Track ROI, not just impressions.
Every time your ad is displayed, there is a chance for conversion. You choose a keyword. Someone searches for your keyword. At this point, securing the sale relies on the customer clicking your ad and sticking around long enough to convert.
According to Shop.org and Forrester’s State of Retailing Online 2016 study, the median conversion rate for retailers is 3 percent and the site abandonment rate sits at about 49 percent. With more consumers comparing prices and migrating across multiple purchasing channels, elevated cart (and landing page) abandonment rates are understandable. But, it means that getting customers to your site isn’t enough — and tracking clicks or impressions isn’t giving you the data you need to make the most of your marketing efforts.
Traffic-focused metrics can offer a lot of valuable data about the appeal of your ads. Conversions can tell you a lot about what happens after someone clicks on your ad, providing insight into the effectiveness of the overall customer journey. But, as helpful as traffic and conversion data can be, neither one tells you whether your campaigns are actually making you money.
If you want to make the most of your efforts, you need to track ads, keywords, and other campaign metrics all the way through to the sales they produce. While tracking ROI can be a challenge — involving extra hours and a good Customer Relationship Management platform — it’s worth it. According to Hubspot , marketers that track ROI are 12 times more likely to generate a greater year-over-year return than those that don’t track ROI.
Get rid of underperformers.
Once customers reach your website you want to make sure they convert to a lead or a sale. The best way to improve your conversions is simple, age-old advice: figure out what’s working and what isn’t.
Still, when it comes to crafting and maintaining successful marketing campaigns, knowing is only half the battle. As you consistently review and reassess your online marketing performance, you need to use that data to find campaigns and ads that aren’t performing and cut them from your game plan. The same goes for your landing pages.

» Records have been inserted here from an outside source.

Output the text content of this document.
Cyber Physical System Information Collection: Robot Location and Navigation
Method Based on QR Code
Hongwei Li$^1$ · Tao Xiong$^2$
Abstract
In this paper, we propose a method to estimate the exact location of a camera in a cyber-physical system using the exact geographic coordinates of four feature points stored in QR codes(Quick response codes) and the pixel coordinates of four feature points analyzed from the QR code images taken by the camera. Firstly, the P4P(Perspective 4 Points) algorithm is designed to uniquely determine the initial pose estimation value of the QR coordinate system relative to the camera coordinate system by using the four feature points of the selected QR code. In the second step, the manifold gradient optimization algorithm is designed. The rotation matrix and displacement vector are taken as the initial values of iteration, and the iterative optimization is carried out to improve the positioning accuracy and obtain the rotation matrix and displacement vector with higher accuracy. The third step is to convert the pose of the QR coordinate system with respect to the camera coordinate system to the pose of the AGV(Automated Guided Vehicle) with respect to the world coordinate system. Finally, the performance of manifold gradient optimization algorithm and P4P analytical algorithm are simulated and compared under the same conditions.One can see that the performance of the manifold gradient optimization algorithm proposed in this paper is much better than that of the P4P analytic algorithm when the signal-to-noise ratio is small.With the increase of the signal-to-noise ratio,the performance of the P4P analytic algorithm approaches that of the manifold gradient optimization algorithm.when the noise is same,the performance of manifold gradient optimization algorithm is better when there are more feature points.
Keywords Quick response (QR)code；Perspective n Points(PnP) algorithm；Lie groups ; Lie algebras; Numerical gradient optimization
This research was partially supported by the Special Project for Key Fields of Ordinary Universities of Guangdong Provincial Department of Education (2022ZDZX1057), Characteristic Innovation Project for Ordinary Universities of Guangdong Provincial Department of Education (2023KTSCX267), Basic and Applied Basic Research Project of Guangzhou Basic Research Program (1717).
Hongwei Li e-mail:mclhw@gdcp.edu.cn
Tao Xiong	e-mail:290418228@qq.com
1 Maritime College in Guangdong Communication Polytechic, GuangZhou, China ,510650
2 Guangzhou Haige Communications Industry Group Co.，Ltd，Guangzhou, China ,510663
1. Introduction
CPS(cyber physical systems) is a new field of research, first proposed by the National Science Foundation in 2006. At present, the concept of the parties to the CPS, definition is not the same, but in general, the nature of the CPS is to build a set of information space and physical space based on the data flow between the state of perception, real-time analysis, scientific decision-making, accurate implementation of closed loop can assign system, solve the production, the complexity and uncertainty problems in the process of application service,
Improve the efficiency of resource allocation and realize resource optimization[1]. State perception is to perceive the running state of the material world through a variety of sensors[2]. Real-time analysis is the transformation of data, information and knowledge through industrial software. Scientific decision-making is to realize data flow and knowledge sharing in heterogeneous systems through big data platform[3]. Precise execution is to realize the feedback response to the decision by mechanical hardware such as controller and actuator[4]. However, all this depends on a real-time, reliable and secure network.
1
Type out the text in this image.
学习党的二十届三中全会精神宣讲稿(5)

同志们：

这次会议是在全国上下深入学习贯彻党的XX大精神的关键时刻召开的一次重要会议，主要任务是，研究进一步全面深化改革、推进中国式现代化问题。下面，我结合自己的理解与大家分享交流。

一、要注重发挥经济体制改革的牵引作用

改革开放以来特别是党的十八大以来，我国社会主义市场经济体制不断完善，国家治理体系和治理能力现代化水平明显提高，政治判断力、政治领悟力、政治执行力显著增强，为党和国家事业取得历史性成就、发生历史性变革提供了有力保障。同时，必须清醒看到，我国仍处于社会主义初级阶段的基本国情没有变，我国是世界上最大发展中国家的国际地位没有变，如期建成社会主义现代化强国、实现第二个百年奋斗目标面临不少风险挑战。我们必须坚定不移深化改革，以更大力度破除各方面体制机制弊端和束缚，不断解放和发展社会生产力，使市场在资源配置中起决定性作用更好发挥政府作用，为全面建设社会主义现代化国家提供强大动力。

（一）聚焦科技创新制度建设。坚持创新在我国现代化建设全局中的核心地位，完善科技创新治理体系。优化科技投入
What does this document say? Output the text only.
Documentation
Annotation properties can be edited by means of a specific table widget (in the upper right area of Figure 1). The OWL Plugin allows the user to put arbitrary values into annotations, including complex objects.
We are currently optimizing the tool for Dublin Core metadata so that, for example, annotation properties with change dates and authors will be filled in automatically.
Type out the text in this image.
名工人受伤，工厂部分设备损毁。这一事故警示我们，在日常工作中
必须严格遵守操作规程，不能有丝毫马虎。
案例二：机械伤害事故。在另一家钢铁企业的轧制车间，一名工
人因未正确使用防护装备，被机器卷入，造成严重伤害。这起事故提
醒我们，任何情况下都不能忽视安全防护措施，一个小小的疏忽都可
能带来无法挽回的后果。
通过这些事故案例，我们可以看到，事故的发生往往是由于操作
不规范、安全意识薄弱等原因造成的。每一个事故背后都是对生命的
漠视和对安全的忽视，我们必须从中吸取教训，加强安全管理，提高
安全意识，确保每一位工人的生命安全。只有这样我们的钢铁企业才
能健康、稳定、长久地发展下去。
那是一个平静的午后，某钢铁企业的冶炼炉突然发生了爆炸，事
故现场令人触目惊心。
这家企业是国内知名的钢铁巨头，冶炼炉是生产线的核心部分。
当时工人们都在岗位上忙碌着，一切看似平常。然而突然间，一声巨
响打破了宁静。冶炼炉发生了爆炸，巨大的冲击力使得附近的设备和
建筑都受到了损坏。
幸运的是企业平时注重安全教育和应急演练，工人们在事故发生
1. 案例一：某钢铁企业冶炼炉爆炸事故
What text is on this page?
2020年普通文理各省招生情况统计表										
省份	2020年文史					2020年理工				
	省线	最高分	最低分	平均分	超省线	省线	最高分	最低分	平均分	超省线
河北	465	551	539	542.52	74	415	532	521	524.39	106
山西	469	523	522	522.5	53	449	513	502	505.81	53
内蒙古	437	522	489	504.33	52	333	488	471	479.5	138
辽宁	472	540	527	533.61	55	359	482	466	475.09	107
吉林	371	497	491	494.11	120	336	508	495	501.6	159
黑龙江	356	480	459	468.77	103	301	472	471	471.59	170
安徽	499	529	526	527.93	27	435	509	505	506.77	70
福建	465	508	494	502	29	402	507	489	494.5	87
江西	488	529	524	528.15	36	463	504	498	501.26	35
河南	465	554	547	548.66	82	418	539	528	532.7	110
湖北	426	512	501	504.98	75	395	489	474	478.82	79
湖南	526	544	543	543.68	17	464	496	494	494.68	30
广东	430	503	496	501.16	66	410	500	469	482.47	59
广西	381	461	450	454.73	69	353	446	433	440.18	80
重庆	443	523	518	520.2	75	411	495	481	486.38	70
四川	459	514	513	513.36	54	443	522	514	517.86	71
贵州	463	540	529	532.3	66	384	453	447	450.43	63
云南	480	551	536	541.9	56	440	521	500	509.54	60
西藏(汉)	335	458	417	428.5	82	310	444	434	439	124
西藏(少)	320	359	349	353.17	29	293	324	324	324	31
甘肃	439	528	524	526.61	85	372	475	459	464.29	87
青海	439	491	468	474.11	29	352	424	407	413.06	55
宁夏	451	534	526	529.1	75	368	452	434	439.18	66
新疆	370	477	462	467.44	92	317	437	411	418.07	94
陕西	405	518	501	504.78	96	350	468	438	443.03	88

If you find customers are reaching your website but immediately clicking away, it’s possible that your landing page (or lack thereof) is to blame. The easier you make it for customers to see who you are, what you can offer them, and what you’re asking in return, the more likely you are to get the conversion or make the sale. Focusing on user experience by redesigning or eliminating underperforming landing pages can help you generate more qualified leads and increase your sales.